Luego, al llegar a casa, me paré frente al espejo del vestidor.
—Ah, ah.
Relajé la boca, repitiendo mentalmente las palabras que tenía que decir. Las palabras que Kim Minho me había dictado. Las frases que podían derribar a Go Yohan. Humedecí mis lips secos y abrí la boca. Ah, ah. Las palabras se me clavaron en la garganta como espinas y no salían.
—...
Me agarré la garganta, que me escocía aunque no tenía nada enganchado.
La razón era simple.
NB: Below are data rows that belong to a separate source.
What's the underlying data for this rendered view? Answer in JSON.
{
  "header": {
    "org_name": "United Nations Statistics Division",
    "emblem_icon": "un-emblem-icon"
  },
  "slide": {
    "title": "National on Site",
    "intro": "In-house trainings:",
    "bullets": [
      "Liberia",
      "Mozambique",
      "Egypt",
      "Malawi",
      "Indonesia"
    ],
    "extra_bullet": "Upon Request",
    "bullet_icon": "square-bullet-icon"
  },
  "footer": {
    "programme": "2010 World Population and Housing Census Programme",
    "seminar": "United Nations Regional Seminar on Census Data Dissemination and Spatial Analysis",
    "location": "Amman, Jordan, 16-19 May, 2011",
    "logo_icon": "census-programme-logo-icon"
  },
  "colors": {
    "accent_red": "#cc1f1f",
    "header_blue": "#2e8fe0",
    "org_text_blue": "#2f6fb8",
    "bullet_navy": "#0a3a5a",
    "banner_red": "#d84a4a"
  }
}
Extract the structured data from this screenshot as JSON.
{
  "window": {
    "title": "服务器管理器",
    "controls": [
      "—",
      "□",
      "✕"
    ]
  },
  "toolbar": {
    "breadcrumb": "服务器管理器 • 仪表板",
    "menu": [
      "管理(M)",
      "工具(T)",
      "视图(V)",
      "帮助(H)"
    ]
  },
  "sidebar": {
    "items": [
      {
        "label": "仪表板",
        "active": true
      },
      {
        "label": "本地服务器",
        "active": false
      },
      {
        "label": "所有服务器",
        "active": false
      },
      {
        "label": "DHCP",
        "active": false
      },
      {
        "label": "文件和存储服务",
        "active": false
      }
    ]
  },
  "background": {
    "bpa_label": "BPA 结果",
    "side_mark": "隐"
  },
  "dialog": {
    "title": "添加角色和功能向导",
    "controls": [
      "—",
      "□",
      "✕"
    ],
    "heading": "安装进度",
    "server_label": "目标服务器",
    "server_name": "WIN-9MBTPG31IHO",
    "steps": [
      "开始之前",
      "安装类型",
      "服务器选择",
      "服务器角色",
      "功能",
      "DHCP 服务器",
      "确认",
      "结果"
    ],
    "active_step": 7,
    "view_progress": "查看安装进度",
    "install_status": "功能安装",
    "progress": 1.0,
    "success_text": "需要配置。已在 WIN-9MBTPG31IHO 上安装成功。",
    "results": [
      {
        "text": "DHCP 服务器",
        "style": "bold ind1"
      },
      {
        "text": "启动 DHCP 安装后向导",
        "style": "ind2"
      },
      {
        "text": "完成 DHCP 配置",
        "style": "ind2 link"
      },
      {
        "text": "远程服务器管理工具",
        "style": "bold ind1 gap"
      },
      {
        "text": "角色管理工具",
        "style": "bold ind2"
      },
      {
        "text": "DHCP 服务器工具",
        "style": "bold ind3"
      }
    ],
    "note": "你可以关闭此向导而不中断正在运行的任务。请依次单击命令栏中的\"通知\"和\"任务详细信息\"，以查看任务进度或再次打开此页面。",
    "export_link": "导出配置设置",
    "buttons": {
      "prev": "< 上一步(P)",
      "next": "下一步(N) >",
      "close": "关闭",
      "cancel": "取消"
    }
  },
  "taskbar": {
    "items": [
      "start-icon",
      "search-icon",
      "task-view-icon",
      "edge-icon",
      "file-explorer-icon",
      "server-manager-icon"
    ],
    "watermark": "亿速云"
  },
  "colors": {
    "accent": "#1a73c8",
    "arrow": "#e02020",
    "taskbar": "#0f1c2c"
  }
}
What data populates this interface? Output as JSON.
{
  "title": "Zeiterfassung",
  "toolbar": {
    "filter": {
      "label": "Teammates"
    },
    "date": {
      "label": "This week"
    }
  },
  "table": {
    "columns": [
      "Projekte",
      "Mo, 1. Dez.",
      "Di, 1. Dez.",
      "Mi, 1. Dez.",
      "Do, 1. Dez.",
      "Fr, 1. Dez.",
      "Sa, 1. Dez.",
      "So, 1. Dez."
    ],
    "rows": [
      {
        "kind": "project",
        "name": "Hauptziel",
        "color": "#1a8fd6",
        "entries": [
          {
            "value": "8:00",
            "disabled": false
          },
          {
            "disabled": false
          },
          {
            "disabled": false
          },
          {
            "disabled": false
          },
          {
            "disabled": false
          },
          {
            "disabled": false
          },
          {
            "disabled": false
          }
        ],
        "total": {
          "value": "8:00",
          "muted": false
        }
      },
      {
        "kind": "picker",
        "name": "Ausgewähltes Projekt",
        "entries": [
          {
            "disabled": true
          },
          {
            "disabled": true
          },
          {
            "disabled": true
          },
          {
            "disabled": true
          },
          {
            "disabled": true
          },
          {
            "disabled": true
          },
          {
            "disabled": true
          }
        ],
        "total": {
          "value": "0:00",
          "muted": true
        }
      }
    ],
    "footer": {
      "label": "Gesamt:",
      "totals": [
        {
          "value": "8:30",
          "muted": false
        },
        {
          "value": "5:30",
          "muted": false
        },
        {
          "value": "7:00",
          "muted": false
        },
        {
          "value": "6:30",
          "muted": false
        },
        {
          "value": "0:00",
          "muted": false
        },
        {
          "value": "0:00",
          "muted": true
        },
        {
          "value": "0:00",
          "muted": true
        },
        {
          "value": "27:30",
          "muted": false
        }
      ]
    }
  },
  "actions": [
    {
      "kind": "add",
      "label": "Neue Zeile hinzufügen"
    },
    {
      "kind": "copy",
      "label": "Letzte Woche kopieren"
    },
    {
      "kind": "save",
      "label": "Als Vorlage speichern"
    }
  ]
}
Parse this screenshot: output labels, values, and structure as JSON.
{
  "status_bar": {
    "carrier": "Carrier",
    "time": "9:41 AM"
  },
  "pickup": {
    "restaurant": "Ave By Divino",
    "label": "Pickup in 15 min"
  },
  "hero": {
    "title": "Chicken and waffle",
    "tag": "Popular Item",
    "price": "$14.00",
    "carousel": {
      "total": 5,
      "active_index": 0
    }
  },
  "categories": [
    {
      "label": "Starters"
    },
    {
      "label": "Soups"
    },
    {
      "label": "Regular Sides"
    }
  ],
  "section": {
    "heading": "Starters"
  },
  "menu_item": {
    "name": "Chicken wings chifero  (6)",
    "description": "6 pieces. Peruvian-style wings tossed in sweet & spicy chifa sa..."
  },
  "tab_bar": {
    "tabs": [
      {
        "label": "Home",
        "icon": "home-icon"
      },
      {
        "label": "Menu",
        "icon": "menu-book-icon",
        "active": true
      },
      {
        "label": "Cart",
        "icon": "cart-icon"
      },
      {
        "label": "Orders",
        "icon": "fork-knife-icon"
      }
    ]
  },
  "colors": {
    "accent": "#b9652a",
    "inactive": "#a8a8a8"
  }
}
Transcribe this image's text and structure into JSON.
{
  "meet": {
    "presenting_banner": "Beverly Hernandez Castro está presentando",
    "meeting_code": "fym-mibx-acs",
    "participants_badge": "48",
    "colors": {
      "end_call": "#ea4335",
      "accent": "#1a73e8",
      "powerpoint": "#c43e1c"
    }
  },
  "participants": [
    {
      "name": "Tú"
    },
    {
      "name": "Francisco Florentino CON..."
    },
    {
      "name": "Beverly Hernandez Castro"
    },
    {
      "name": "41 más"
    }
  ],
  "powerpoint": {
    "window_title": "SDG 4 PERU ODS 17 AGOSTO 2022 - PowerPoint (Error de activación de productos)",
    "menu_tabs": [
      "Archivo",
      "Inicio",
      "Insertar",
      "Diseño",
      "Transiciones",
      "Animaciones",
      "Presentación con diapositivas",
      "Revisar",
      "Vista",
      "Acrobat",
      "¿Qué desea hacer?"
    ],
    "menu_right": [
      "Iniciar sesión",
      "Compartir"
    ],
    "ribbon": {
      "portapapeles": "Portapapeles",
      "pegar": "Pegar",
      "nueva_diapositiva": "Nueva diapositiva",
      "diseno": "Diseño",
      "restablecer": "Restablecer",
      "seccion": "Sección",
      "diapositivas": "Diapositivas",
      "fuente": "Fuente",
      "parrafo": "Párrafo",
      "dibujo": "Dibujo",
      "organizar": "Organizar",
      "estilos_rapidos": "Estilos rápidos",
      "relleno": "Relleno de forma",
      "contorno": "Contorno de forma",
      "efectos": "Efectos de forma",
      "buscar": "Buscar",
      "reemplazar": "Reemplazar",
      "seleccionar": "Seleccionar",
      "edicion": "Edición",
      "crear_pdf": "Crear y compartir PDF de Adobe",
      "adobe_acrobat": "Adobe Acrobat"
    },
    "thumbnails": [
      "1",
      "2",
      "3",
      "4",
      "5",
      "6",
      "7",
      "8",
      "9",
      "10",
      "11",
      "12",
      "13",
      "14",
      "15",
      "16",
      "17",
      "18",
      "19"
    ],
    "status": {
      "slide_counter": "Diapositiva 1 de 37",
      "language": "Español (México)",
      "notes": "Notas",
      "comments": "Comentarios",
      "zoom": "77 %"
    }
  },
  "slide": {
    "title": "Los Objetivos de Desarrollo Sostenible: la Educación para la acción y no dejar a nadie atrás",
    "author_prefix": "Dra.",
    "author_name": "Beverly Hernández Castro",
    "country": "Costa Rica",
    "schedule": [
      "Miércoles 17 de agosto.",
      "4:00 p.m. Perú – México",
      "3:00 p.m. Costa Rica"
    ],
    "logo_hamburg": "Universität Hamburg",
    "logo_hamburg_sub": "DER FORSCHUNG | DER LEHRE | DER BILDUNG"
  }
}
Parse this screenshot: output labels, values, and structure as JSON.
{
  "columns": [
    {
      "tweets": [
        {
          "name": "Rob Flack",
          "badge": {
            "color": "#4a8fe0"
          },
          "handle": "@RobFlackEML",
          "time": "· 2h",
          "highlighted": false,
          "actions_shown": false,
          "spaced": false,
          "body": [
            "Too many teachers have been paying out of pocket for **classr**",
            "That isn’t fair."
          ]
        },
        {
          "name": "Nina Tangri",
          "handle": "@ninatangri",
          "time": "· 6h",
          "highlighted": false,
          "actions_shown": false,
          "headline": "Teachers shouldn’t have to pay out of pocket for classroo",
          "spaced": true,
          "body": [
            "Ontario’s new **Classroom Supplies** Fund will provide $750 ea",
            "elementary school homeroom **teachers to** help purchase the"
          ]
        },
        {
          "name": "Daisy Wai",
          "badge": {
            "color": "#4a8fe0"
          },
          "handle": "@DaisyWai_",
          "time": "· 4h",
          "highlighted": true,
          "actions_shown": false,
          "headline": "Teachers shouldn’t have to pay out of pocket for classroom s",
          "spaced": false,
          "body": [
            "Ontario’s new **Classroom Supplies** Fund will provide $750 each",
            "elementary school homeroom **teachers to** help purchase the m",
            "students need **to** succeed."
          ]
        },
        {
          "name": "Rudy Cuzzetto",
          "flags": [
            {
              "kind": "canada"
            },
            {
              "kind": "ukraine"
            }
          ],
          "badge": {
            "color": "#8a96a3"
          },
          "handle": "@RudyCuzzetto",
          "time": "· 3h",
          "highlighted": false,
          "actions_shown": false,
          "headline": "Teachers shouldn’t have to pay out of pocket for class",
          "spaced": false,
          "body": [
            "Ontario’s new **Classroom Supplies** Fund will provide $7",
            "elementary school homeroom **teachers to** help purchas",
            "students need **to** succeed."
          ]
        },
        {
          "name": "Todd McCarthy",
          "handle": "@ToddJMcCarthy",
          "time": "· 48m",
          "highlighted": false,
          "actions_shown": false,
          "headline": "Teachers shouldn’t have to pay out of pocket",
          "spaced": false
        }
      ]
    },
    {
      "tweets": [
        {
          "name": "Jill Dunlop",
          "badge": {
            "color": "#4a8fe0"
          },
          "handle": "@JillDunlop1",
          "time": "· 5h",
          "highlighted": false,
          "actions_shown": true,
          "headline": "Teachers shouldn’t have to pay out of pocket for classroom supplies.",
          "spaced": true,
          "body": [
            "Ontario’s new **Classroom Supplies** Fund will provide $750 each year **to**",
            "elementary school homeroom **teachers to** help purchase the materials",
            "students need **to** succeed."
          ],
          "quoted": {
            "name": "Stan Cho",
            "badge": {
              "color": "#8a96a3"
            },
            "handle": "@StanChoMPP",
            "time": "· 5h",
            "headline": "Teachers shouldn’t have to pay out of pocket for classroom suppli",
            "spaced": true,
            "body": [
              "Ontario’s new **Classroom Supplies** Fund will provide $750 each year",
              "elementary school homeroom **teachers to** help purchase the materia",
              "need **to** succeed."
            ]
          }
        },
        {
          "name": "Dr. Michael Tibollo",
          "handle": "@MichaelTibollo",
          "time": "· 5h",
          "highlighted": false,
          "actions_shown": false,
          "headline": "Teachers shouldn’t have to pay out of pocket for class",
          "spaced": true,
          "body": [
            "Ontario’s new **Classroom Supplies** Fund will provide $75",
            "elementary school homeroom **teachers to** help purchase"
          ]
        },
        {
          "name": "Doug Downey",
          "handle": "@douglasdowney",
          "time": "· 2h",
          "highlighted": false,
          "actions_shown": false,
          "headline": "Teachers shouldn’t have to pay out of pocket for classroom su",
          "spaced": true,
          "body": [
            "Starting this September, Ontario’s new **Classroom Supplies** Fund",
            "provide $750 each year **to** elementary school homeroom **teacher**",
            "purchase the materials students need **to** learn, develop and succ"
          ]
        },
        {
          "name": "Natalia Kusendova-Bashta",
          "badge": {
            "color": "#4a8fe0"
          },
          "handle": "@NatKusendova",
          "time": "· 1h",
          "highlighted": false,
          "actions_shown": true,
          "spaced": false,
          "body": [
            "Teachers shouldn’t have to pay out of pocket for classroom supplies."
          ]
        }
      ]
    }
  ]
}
Estaba al borde de la derrota de Go Yohan. Además, tenía en mis manos la empuñadura de la lanza que lo atravesaría. Intenté abrir la boca de nuevo, pero mi garganta seguía bloqueada. Sentía como si estuviera cayendo en una tumba.
Sin embargo, al pensar en Go Yohan y respirar hondo, la ira me invadió ante la traición a la confianza que una vez depositó en mí. Como si Go Yohan hubiera considerado a Han Junwoo un falso amigo. ¿Acaso no era yo solo un juguete para él? ¿Por qué? ¿Por qué me convertí en el objetivo de Go Yohan?
—Sí, no tengo por qué ser indulgente con Go Yohan. No lo soy.
Intenté con todas mis fuerzas ignorar las abrumadoras emociones que me invadían.
—Ese cabrón no merece ninguna indulgencia.
De lo contrario, acabaría a merced de Kim Minho. No quiero volver jamás a ese pozo de vergüenza y miseria. El recuerdo de aquella época me ahoga.
Habla. Arranca la espina.
Me estaba asfixiando y me obligué a tragar la saliva que no bajaba. Con gran dificultad, abrí la boca y murmuré palabras que pensé que jamás diría en mi vida.
—Me gusta Go Yohan.
Mucho.
Tras soltar esas palabras, me quedé mirando al vacío durante un buen rato. En la silenciosa oscuridad, me surgió una pequeña curiosidad. Pasé la palma de la mano por el centro del pecho. En el instante en que coloqué la mano debajo de la clavícula, en el medio, murmuré.
—Maldita sea…
Me mordí el labio con fuerza, atormentado por los latidos acelerados de mi corazón, que parecía a punto de estallar. Me lo agarré rápidamente al pecho. La agonía se filtró entre mis labios apretados.